May 4, 2026
How to wash lace trim on a silk camisole
Reconciling two sets of care requirements in one garment — the silk ground and the lace edge need slightly different handling.
A silk camisole with lace trim is the most common composite-fabric garment in fine lingerie — and the one most likely to cause uncertainty about the correct care approach. The silk ground and the lace edge have overlapping but not identical requirements. Understanding which requirements are shared and which diverge is enough to determine the method.
Where the requirements overlap
Both silk and fine lace need:
- Cool water (30°C maximum)
- pH-neutral detergent, not alkaline laundry detergent
- Minimal mechanical agitation
- No wringing
- Flat drying, not hanging
The hand-washing method described for plain silk — submerge, press gently, do not rub or wring, rinse thoroughly, dry flat — satisfies both sets of requirements simultaneously. For a silk camisole with a lace hem or neckline trim, this method is entirely appropriate, and the piece should be cared for as silk throughout.
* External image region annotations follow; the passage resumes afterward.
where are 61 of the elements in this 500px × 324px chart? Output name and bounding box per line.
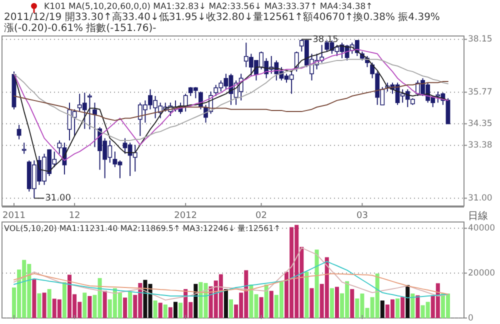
bar <box>310 288 314 318</box>
bar <box>229 299 233 318</box>
y-tick-label: 40000 <box>468 224 496 234</box>
candlestick <box>183 93 188 112</box>
y-tick-label: 38.15 <box>468 34 492 45</box>
bar <box>47 289 52 318</box>
x-tick-label: 2012 <box>174 211 198 221</box>
bar <box>178 302 183 318</box>
line-series <box>14 273 448 295</box>
x-tick-label: 02 <box>256 211 268 221</box>
y-tick-label: 33.38 <box>468 140 492 151</box>
bar <box>334 286 339 318</box>
bar <box>259 297 264 318</box>
bar <box>350 289 354 318</box>
bar <box>153 300 158 318</box>
bar <box>304 272 309 318</box>
line-series <box>14 260 448 298</box>
line-series <box>14 247 448 301</box>
bar <box>123 298 128 318</box>
text: 日線 <box>468 211 488 222</box>
candlestick <box>22 142 26 154</box>
x-tick-label: 12 <box>68 211 80 221</box>
bar <box>88 296 92 318</box>
y-tick-label: 34.35 <box>468 119 492 130</box>
y-tick-label: 35.77 <box>468 88 492 98</box>
y-tick-label: 0 <box>468 313 474 324</box>
y-tick-label: 31.00 <box>468 194 492 204</box>
candlestick <box>88 93 92 130</box>
y-tick-label: 20000 <box>468 268 496 278</box>
bar <box>330 288 334 318</box>
bar <box>173 302 178 318</box>
bar <box>410 294 415 318</box>
chart-subtitle: 2011/12/19 開33.30↑高33.40↓低31.95↓收32.80↓量12561↑額40670↑換0.38% 振4.39% 漲(-0.20)-0.61% 指數(-151.76)- <box>4 11 440 34</box>
bar <box>168 307 172 318</box>
chart-title: VOL(5,10,20) MA1:11231.40 MA2:11869.5↑ MA3:12246↓ 量:12561↑ <box>4 224 280 233</box>
x-tick-label: 03 <box>356 211 368 221</box>
bar <box>380 300 384 318</box>
annotation: 31.00 <box>45 194 72 204</box>
bar <box>37 293 42 318</box>
bar <box>314 250 319 318</box>
bar <box>102 290 107 318</box>
bar <box>396 298 400 318</box>
bar <box>416 295 420 318</box>
bar <box>158 302 162 318</box>
chart-title: K101 MA(5,10,20,60,0,0) MA1:32.83↓ MA2:33.56↓ MA3:33.37↑ MA4:34.38↑ <box>44 2 373 12</box>
candlestick <box>92 102 97 148</box>
x-tick-label: 2011 <box>2 211 26 221</box>
bar <box>32 279 36 318</box>
bar <box>406 285 410 318</box>
bar <box>269 290 274 318</box>
candlestick <box>294 51 299 72</box>
bar <box>82 292 87 318</box>
bar <box>128 292 132 318</box>
bar <box>194 284 198 318</box>
bar <box>400 297 405 318</box>
bar <box>163 304 168 318</box>
bar <box>62 282 66 318</box>
bar <box>224 289 228 318</box>
bar <box>42 292 46 318</box>
annotation: 38.15 <box>312 34 338 45</box>
bar <box>264 284 268 318</box>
Where the requirements diverge
Soaking time. Silk can be soaked for three to five minutes without issue. Lace with a fusible backing — where the lace trim has an adhesive stabiliser fused to the reverse — should not be soaked for extended periods, as prolonged hot water immersion (irrelevant here, since we are using cool water) or very long soaking can loosen the fusible bond. In practice, the three-to-five-minute soak for silk is well within the safe range for standard lace trim with fusible backing.
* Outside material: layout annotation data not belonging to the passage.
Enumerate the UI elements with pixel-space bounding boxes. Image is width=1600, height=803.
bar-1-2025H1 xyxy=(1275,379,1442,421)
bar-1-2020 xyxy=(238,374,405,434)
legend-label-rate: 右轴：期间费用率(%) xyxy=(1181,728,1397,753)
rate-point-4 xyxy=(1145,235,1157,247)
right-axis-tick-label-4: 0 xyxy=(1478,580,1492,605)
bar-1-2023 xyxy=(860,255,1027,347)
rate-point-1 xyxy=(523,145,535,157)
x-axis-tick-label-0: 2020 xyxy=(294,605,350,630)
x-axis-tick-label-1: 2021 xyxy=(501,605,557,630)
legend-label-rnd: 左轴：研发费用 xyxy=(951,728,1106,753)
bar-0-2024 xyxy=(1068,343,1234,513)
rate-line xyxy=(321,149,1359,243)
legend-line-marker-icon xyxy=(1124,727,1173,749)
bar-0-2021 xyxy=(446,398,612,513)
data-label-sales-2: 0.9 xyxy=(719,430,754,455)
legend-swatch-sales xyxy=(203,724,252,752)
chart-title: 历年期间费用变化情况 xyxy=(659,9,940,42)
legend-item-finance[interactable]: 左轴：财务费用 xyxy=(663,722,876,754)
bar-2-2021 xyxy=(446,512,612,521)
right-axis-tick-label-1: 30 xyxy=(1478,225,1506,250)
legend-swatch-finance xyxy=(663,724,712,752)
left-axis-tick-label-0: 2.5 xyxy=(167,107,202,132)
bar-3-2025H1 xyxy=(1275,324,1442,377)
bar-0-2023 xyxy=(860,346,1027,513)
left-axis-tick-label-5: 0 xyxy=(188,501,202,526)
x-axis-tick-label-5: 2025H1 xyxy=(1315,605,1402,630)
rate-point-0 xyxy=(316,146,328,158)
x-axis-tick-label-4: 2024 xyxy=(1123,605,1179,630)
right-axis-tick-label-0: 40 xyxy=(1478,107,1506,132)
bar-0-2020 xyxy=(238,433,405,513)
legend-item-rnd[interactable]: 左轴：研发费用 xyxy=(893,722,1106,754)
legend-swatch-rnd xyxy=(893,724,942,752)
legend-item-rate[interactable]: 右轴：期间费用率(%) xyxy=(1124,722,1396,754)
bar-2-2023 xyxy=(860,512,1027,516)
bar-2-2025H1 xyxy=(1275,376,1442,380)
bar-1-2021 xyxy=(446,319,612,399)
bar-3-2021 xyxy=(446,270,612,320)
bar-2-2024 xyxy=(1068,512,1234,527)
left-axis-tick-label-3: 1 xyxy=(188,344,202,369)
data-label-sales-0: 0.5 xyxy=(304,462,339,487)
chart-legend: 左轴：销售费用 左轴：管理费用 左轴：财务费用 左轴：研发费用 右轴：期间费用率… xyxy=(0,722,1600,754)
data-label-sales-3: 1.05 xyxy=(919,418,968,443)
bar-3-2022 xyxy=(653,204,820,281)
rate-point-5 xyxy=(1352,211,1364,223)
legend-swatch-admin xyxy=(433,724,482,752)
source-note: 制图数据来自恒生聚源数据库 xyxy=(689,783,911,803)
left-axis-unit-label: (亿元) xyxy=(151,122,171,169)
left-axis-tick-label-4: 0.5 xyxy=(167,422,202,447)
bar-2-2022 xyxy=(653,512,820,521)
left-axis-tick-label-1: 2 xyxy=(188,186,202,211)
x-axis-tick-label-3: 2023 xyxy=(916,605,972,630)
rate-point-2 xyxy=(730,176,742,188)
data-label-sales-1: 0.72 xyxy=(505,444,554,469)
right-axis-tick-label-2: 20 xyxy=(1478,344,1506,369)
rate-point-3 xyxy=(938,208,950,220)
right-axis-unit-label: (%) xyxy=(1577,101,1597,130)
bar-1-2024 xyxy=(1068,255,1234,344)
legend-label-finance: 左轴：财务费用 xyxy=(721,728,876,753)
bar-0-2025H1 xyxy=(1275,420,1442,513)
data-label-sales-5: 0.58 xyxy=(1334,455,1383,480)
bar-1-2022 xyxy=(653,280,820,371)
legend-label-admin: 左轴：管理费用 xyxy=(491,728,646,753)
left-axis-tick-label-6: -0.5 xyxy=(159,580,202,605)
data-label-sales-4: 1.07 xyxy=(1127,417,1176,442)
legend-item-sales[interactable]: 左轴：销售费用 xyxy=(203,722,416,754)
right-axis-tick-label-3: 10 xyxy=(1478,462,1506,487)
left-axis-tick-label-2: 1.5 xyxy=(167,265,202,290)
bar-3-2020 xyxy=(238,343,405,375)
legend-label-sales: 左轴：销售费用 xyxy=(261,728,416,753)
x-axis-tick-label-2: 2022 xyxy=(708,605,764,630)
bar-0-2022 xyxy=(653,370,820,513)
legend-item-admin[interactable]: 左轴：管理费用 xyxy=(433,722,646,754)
Agitation on the lace surface. Lace is less sensitive to mild agitation than silk in terms of surface damage — silk can mark under friction in ways that lace net does not. But the attachment of lace trim to the silk ground is typically the weakest point, and any mechanical stress at the join can loosen the attachment over time. Avoid pressing or pulling at the junction between the silk and the lace during washing.
Steaming. Steam applied to the silk body of the camisole is appropriate. Steam applied directly at close range to fine lace trim should be avoided — see the steaming silk guide. Steam the body, hold the nozzle back further when working near the lace edge.
The practical method
Treat the garment as silk: hand-wash in cool water with a silk-safe detergent, keeping the agitation minimal and the soak time to three to five minutes. Pay no special attention to the lace trim beyond ensuring you do not rub or pull at the join between the lace and the silk ground. Rinse thoroughly. Remove excess water by rolling in a towel. Dry flat.
On drying, lay the garment so the lace trim is not pressed under anything. If the trim is at the hem, the piece can be laid flat on any surface. If the trim is at the neckline, ensure the camisole is lying with the neckline outstretched to its full width so the lace dries in its correct position.
This page is the junction point between the silk care guide and the lace care guide — both series link here for the same reason.